La Sentencia de la Sala de lo Contencioso-Administrativo, Sección 2ª, del Tribunal Supremo, de 29 de enero de 2020 (recurso 4258/2018 ), nos recuerda que "una constante jurisprudencia pone de manifiesto [que] el onus probandi no posee más alcance que determinar las consecuencias de la falta de prueba. Acreditados los hechos constitutivos del presupuesto fáctico, resulta irrelevante qué parte los probó. Por tanto, la doctrina de la carga de la prueba vale en tanto que el hecho necesitado de esclarecimiento no resulte probado, en cuyo caso, no habiéndose acreditado el mismo o persistiendo las dudas sobre la realidad fáctica necesitada de acreditación, las consecuencias desfavorables deben recaer sobre el llamado a asumir la carga de la prueba, esto es, se concibe la carga de la prueba como "el imperativo del propio interés de las partes en lograr, a través de la prueba, el convencimiento del Tribunal acerca de la veracidad de las afirmaciones fácticas por ellas sostenidas o su fijación en la sentencia".

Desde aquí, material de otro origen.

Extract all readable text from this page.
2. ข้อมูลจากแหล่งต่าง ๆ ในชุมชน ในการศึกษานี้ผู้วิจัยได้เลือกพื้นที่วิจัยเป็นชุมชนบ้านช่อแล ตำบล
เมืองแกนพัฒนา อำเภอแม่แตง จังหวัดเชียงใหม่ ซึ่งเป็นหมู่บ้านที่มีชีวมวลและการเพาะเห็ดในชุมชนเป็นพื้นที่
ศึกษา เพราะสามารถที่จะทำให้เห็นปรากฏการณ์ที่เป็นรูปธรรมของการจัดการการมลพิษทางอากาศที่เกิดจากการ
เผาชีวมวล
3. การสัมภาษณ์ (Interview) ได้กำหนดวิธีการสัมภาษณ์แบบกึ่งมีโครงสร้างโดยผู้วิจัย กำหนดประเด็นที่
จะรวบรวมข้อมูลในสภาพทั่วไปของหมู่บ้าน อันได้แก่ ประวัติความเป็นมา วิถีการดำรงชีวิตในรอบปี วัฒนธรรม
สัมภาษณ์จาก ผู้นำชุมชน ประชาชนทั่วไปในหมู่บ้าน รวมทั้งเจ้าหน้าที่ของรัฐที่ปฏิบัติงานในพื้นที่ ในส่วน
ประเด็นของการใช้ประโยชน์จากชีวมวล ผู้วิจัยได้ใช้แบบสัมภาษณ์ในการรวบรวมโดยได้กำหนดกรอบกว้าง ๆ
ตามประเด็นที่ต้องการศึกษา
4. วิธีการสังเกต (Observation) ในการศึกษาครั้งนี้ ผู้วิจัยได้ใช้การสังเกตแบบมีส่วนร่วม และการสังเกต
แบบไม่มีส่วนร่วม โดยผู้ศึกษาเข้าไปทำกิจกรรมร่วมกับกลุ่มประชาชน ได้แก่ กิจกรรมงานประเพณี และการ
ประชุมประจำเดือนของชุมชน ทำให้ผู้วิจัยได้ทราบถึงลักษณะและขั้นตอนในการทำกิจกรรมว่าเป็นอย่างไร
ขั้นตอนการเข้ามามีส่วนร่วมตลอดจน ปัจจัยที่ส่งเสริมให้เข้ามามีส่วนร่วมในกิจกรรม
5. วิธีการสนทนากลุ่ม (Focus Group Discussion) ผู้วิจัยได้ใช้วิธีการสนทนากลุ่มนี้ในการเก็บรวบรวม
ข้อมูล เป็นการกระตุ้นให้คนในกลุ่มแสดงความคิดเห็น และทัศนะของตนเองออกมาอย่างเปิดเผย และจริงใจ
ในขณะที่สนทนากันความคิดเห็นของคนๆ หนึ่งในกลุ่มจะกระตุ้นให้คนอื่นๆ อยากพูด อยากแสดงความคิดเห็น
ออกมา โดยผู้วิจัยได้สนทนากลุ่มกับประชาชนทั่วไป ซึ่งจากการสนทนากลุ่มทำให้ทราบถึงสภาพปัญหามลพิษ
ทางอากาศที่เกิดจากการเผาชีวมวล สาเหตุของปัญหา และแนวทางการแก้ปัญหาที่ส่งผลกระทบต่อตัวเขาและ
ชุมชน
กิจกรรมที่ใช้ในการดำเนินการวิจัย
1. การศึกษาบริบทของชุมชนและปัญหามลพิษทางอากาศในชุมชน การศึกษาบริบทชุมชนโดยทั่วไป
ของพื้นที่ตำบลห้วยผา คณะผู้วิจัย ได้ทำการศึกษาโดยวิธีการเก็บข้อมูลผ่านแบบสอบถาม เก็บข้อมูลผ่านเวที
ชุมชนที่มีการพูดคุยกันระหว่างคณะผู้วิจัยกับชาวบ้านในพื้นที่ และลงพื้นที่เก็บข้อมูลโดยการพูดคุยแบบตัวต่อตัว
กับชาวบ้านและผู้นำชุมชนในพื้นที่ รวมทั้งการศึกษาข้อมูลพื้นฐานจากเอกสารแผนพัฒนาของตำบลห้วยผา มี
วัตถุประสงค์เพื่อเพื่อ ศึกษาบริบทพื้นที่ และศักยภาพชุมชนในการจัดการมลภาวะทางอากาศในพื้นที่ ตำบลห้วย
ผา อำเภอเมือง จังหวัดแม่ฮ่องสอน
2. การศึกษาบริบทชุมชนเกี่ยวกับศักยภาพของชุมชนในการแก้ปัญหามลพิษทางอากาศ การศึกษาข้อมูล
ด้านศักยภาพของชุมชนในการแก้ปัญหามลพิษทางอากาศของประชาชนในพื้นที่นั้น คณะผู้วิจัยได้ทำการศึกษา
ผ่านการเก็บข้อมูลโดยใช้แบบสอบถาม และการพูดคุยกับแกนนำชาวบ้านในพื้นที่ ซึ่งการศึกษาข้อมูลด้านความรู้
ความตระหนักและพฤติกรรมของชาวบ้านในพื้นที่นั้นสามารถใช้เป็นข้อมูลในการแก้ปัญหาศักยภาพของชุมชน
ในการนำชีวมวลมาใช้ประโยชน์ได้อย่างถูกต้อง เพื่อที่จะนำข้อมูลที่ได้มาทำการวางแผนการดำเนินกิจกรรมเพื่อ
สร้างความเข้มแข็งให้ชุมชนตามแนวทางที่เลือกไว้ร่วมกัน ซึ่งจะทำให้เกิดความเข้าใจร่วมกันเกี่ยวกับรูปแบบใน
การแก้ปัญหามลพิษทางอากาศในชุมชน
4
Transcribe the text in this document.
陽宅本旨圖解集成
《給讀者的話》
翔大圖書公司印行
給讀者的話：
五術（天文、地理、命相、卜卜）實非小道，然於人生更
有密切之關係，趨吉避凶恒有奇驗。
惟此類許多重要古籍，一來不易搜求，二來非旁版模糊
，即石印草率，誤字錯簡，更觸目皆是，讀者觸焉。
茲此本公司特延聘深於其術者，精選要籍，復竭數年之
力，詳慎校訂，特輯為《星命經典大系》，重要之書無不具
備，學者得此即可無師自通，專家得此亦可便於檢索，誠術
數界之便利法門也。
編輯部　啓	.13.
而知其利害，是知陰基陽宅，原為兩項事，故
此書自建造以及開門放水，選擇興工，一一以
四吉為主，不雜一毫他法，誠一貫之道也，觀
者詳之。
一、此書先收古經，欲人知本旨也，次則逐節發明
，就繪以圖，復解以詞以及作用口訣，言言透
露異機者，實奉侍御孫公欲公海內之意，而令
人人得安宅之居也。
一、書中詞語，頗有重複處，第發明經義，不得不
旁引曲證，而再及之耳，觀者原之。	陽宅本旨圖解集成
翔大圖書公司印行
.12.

De no lograrse vencer las incertidumbres sobre los hechos, es el ordenamiento jurídico el que prevé explícita o implícitamente las reglas cuya aplicación determina la parte que ha de resultar perjudicada. Se trata de ius cogens, indisponible para las partes. Con carácter general el principio básico es que al actor le corresponde probar los hechos constitutivos de su pretensión y al demandado los hechos impeditivos, extintivos o excluyentes, aunque dicho principio se atempera con principios tales como la disponibilidad y facilidad probatoria que corresponde a cada una de las partes, declarando la jurisprudencia que "El principio de la buena fe en la vertiente procesal puede matizar, intensificar o alterar la regla general sobre distribución de la carga de la prueba en aquellos casos en los que para una de las partes resulta muy fácil acreditar un dato de difícil prueba para la otra..." o que "el onus probandi se traslada a la Administración cuando es ella la que tiene en sus manos la posibilidad de certificar sobre los extremos necesitados de prueba".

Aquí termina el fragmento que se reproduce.